NEW YORK (Reuters) - The state of New York sued a breast cancer charity on Tuesday, accusing it of soliciting more than $9 million and spending virtually none of it on the cause.
The Long Island-based Coalition Against Breast Cancer raised $9.1 million from public donations over the past five years, but nearly all the money was used to pay fundraiser fees, salaries, benefits packages, and other personal goods, New York Attorney General Eric Schneiderman said.
The Coalition Against Breast Cancer and its for-profit fundraiser, Campaign Center, were accused of violations of the New York state not-for-profit and charitable solicitations laws. Both groups were not immediately available for comment.
“By using a charity as a personal cash machine, the Coalition Against Breast Cancer and Campaign Center shamelessly exploited New Yorkers’ natural sympathies and generosity,” Schneiderman said in a statement.
He said donors were falsely told their money would be used to fund breast cancer research, mammogram screenings through a mobile van, and support seminars and forums for survivors and their families. The group is also accused of advertising bogus ties with the Memorial Sloan-Kettering Cancer Center.
Schneiderman is seeking to have the charity shut down and its directors held financially accountable.

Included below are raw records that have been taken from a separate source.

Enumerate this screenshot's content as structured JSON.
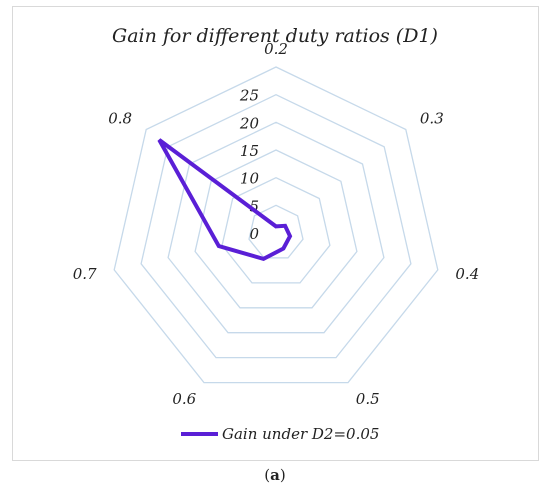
{
  "chart_data": {
    "type": "radar",
    "title": "Gain for different duty ratios (D1)",
    "categories": [
      "0.2",
      "0.3",
      "0.4",
      "0.5",
      "0.6",
      "0.7",
      "0.8"
    ],
    "radial_ticks": [
      "0",
      "5",
      "10",
      "15",
      "20",
      "25"
    ],
    "rlim": [
      0,
      25
    ],
    "grid": true,
    "legend_position": "bottom",
    "series": [
      {
        "name": "Gain under D2=0.05",
        "values": [
          1.2,
          2.1,
          2.6,
          3.1,
          5.2,
          10.6,
          27.0
        ],
        "color": "#5a1fd6"
      }
    ],
    "grid_color": "#c6d9ea"
  },
  "caption": {
    "open": "(",
    "letter": "a",
    "close": ")"
  }
}
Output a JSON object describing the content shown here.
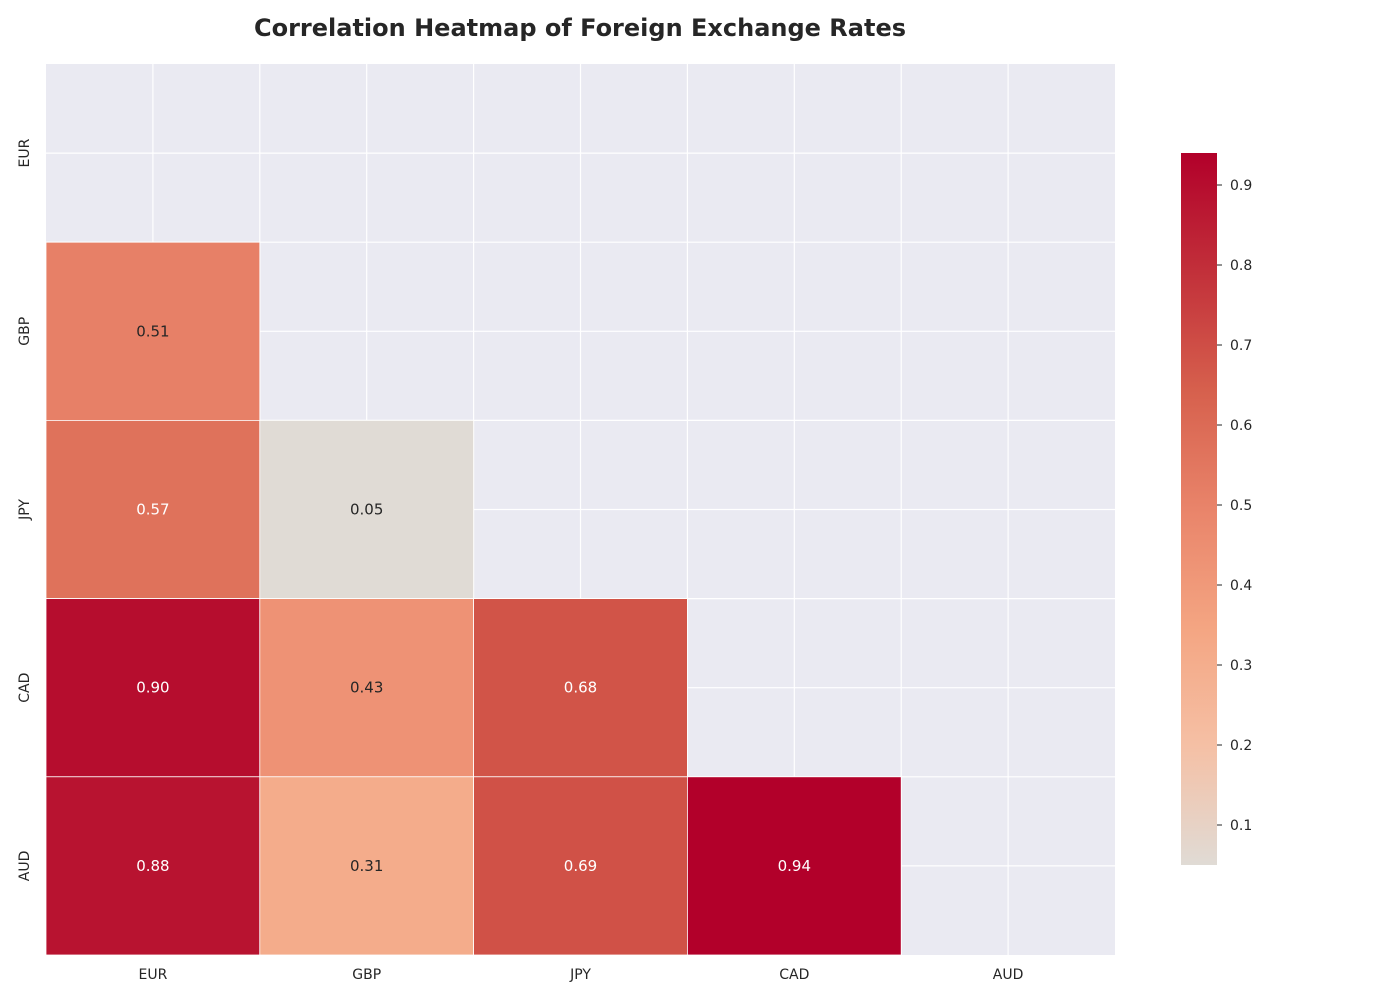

According to the lawsuit, the Coalition Against Breast Cancer spent less than 4 percent of the money it received over the past five years on the charitable programs it promoted.
“Instead of benefiting breast cancer victims and their families, millions of dollars were misused for personal benefit. This type of scam will not be tolerated in New York, and my office will continue its work to stop charities fraud and hold those who commit it accountable,” Schneiderman said.
U.S. tax authorities grant groups charitable status, exempting them from taxes, but most laws governing nonprofits are at state level.